One thing that truly bothers me is the wholly inadequate effort by those calling themselves Democratic Socialists to really define the term. When Bernie was asked by Stephen Colbert to lay out what it meant, he responded with items that drew no meaningful distinctions with the agendas of most mainstream Democrats.

“I think that it means, among other things, that if you work 40 hours a week, in the wealthiest country in the history of the world, you should be earning a living wage, 15 bucks an hour,” he began, going on to mention a right to healthcare, tuition-free public higher education, and turning away from fossil fuels. While his answer earned big cheers from the hard-left crowd, what perhaps might be more useful for the more mainstream CBS audience at home would be to address the misconceptions that people harbor regarding Democratic Socialism, disabusing them of the notion that the ideology calls for the nationalization of industry. In healthcare, for example, while it’s true that the middleman role played by the insurance companies would be diminished under democratic socialist programs, the doctors, nurses and hospitals providing care would not be government employees, even under a single-payer system.

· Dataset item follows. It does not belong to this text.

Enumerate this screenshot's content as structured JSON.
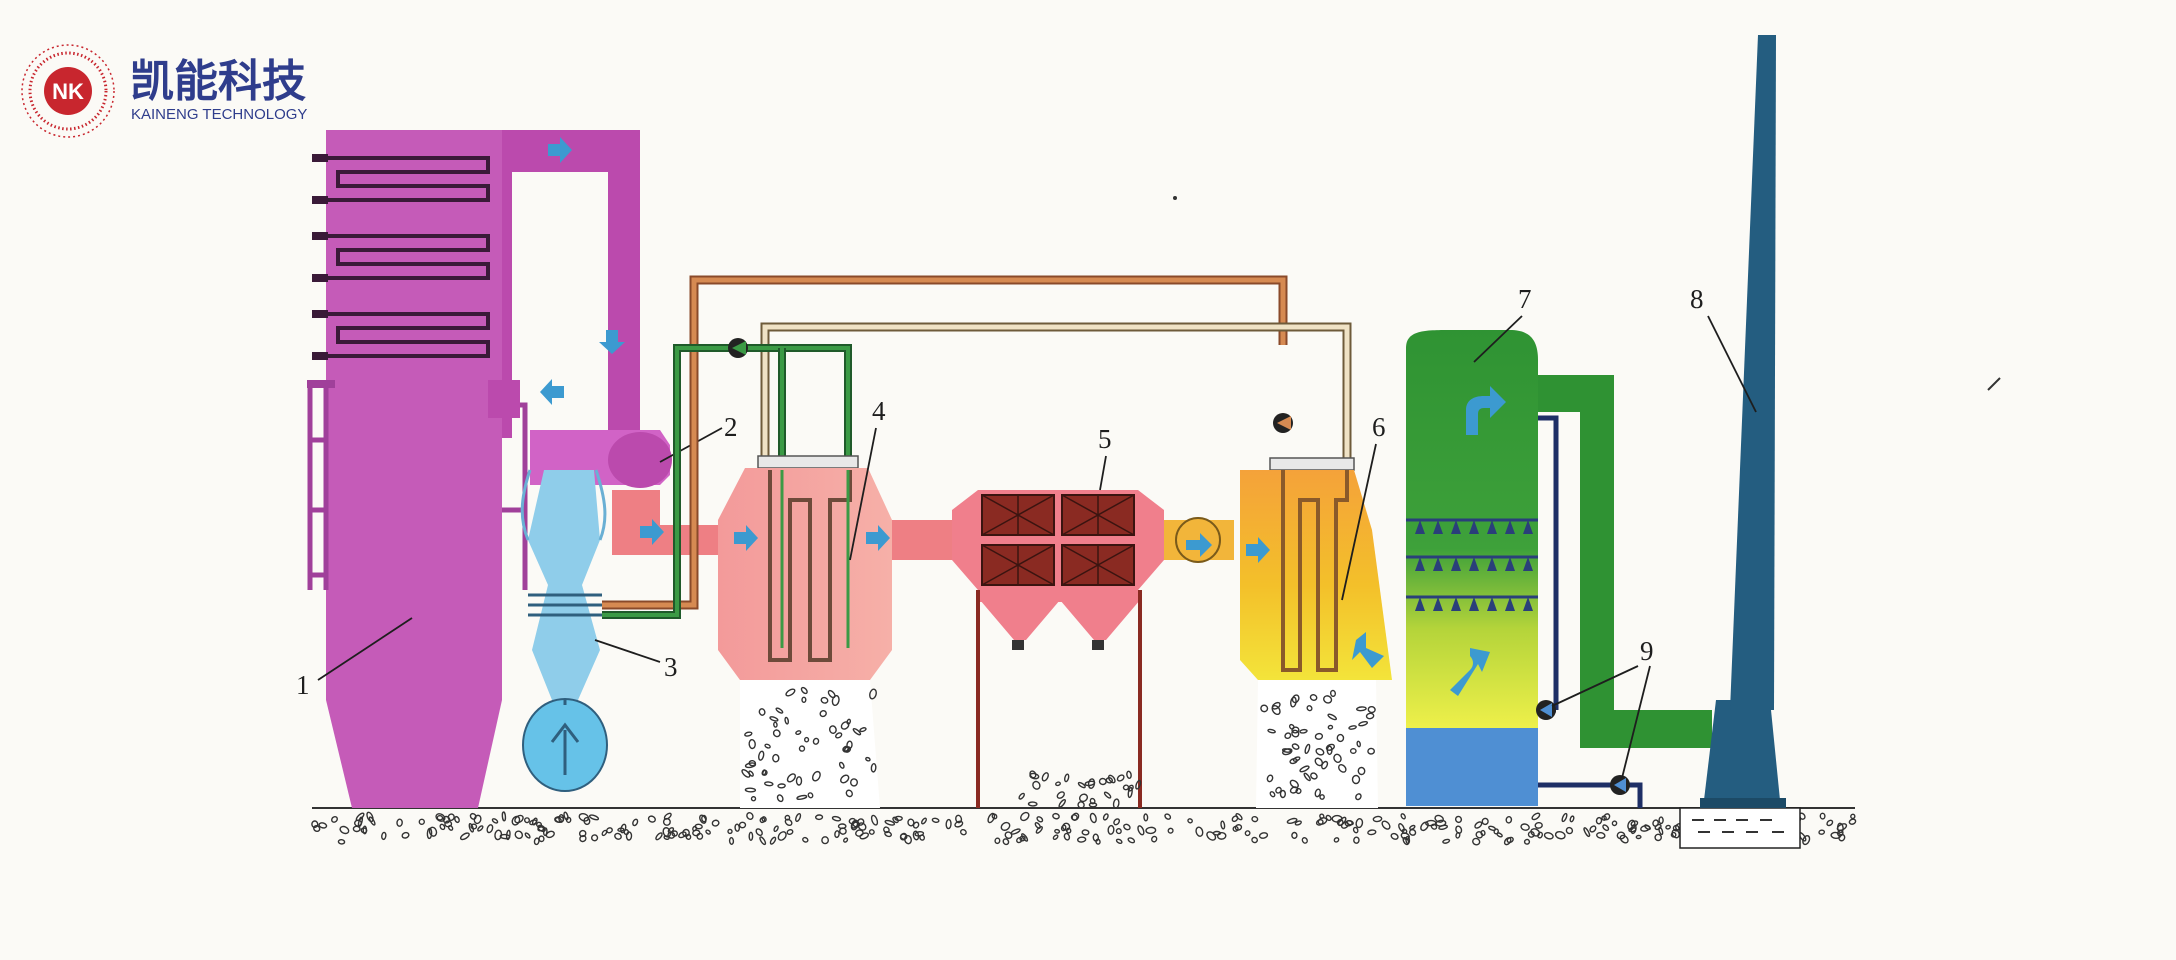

Like Bernie Sanders, I’m proud to call myself a progressive, and I’ll continue to use that label. And I’ll continue to advocate for the progress that helps to give all people an equal stake in our democracy, and equal protections under the law, regardless of their race, creed, gender identity or other identity factors. If we can come together to represent these values irrespective of our standing on the spectrum of the left, and even reach across the aisle to uphold them, that’s what I call true progress.